The normal process in durability treatment by high pressure has therefore been to subject the pumpable material to high pressure treatment in the end-user containers. In the high pressure treatment, the material is subjected to a pressure of at least 2000 bar and preferably 6000–7000 bar, at which pressure certain microorganisms and enzymes are killed or inactivated. This is possible only on the condition that the container is suited for such high pressure treatment, which requires, inter alia, the container to be flexible in at least one direction since the volume of a liquid or suspension is compressed by about 15% in high pressure treatment to this pressure. Moreover, there should be no gas in the container since this would cause compression to increase drastically. The drawback of such a process is that end-user containers are usually relatively small and high pressure treatment thereof one by one will not be rational. Certainly it is in many cases possible to stack a large number of end-user containers in a high pressure press and subject them to high pressure treatment in one and the same step, but depending on the shape of the end-user containers, the volume of the high pressure press will usually be poorly utilised, and besides a further, time-consuming operation will be added, viz. stacking the end-user containers in the manner that is most optimal for pressing.
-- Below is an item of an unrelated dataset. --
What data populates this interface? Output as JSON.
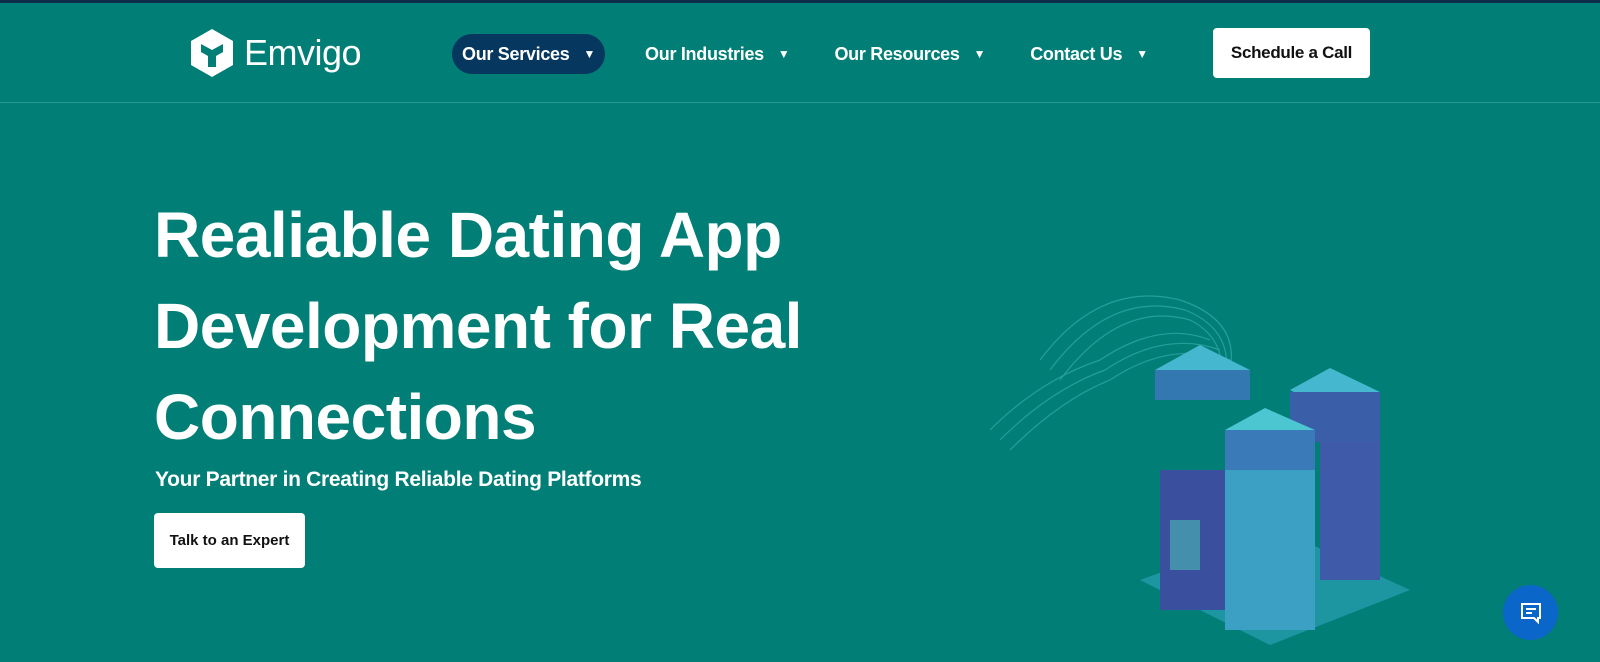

The process also limits the type of end-user containers that may be used since not all are suited for high pressure treatment, such as glass bottles and other hard containers.
In addition to the above drawbacks, there are a number of advantages of high pressure treatment compared with other methods of durability treatment. For instance, the high pressure treatment results in a durability treatment which is kind to the pumpable material, in comparison with heat treatment, so-called pasteurisation, which must be carried out at such a high temperature and for such a long time that the qualities of the product, such as smell, taste and consistency, risk being deteriorated. In heat treatment of large batches of a pumpable material, the outer portions of the volume may also be damaged owing to excessive action of heat for too long a period while the central portions will be insufficiently treated owing to insufficient action of heat for too short a period and therefore risk obtaining too short a shelf life. The drawback of high pressure treatment is that up till now it could not be performed in a simple, rational and hygienic manner.